Azmi, gayreti, çalışkanlığı ve feraseti ile rahmetli Erbakan Hoca’mızın dikkatini çekmiş ve Erbakan Hoca’nın birinci sır halkasına girmeyi başarmıştı. Çoğumuzun bilmediği önemli konuların içerisinde bulundu. Zaman zaman da bize bunları aktarırdı. Erbakan Hoca, kendilerini yurtdışı konferans ve önemli görüşmeler için görevlendirdi. Çok yoğun çalışıyordu. Gaziantep’e geldiğinde kendilerini oldukça yorgun ve bitkin görüyordum. Bol miktarda vitamin ilaçları kullanıyordu. Ama halinden hiç şikâyetçi değildi. Yaptığı işi seviyordu. Ülkemiz, İslam dünyası ve insanlık için önemli katkılarının olacağına inanıyordu. İnandığının birçoğunu da gerçekleştirdi.
Anlatılacak o kadar çok şey var ki hangisini anlatsam diğeri dışarıda kalacak. Birkaç hatırayı anlatacağım.
Milletvekili olunca, bir sohbetimizde Türkiye Büyük Millet Meclisi’ni nasıl bulduğunu, ne hissettiğini sorduk. Cevabı çok ilginçti. O gün için şöyle dedi: “İnsan bu Meclis binasının içerisine girince yapı hal dili ile insana şunu söylüyor. Sen milletin değil, bu devletin hizmetkârısın. Halktan kopacak ve bana hizmet edeceksin, diyor” derdi. O, hiçbir zaman bu imkânı veren halkından kopmadı. Ruhu şad olsun. Hâyırla yâd edeceğiz.
Türkiye Büyük Millet Meclisi’nde Meclis kütüphanesinde en fazla zaman harcayan ve eser tetkik eden milletvekillerinden birisiydi. Meclis kayıtlarından Gaziantep’in 1926 yılı sağlık ve sosyal coğrafyası hakkında küçük bir risale derlemişti.
Alçak gönüllüydü. Seçim çalışmaları sırasında Nizip ilçesinden Gaziantep’e girerken emniyet tarafından arama yapılıyordu. Hatırladığım kadarıyla kendileri, ben, Suat Bozkurt, Muharrem Kazcı Hoca, Burhanettin Aşiroğlu ve Salman Özçalışkan; bizi arabadan indirdiler. Ellerimizi arabanın üstüne koymamızı, üstümüzü arayacaklarını söylediler. Bedri’den milletvekili olduğunu söylemesini istedik ancak kabul etmedi. Hepimizi aramaya başladılar. Bedri’yi tanıyan genç bir polis memuru gelerek, “Sayın Vekil’im tanıyamadık özür dileriz”, dedi.

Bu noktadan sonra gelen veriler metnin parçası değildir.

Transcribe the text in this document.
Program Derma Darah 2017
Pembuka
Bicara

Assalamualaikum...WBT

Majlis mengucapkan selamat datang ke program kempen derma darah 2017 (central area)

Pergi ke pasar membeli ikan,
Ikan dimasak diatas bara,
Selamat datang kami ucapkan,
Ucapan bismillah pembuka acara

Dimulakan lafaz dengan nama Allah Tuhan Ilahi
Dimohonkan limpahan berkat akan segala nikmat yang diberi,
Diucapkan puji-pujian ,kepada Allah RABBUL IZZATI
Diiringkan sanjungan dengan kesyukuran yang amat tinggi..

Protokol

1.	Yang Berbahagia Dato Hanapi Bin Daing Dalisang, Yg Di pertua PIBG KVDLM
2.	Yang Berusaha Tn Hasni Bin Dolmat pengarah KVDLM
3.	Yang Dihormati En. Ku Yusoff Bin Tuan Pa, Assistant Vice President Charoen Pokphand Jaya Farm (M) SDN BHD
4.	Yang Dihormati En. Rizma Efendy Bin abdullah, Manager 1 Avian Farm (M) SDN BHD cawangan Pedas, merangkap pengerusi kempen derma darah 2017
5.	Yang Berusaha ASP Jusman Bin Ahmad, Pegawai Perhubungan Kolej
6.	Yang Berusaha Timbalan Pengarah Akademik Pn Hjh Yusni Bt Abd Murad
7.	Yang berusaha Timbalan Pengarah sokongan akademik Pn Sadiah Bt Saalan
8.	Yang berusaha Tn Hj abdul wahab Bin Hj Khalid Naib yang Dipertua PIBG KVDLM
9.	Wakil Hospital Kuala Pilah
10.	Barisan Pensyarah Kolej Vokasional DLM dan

Milletvekilliği sırasında teşkilatlarla yakından ilgilendi. Usta bir siyasetçi olduğunu teşkilat içerisinde çekişen iki grubu idare ederek ispatladı. Tellioğulları ve Seferoğulları. Üstad, Cabbar Özkara ve diğer yandan Hayri Ünal üstadımız arasında tatlı bir yarış vardı. Bu arada Mehmet Bozgeyik Hoca’mız ile de aralarında tatlı bir siyasi rekabet yaşanıyordu. Bu da bir yazı konusu olacak kadar ilginçtir.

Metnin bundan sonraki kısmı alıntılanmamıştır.